Just as the “eat local” movement has helped farmers thrive, sustainable seafood is the next wave. Hospitality professionals say it complements travel trends.
“Everybody is interested in locavore and local food. When people are traveling, when they come from away, they want to eat local and enjoy the connection to the local fisherman,” said Kew.
At Sea Glass that connection is manifold.
If a guest requests halibut or cod, staff members bring over colorful flash cards to explain why dogfish is better when it’s in season and why it’s underutilized. They host wine dinners with the research institute to showcase these fish in a lavish setting.
Still, it’s hard to turn a public, weaned on New England classics, around.
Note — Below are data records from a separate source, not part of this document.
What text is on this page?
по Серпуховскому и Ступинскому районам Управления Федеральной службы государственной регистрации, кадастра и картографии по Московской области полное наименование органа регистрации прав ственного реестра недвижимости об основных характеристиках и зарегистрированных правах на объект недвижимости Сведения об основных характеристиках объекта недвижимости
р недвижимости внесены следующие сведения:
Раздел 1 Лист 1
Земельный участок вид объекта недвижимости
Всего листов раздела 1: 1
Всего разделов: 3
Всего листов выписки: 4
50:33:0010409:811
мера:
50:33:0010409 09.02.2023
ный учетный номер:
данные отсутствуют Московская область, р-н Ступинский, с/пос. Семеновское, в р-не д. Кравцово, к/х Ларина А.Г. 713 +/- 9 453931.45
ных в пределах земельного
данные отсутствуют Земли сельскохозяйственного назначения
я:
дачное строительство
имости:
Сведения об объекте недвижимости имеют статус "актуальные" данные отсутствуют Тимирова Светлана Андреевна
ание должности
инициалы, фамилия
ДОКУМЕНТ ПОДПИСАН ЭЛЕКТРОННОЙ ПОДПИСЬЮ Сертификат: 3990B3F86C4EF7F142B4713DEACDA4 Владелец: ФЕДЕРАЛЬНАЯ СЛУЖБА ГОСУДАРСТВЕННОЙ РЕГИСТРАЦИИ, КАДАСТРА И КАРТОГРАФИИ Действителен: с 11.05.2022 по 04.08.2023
“Sometimes people say, ‘Eh, it’s not what I expected, I like just halibut.’ We try to teach them. This is the thing we have to live by and if you don’t like it, I’m sorry,” said Kaldrovich. “This is what we sell, what we push, what we have and this is the best for you and the nation.”
The more diners buy into the program, the more fishermen can be sustained and threatened fish stocks replenished, he said
“By eating this, we help the other species grow,” said Kaldrovich. “So maybe in the next 10 to 15 years halibut is back, like tuna.”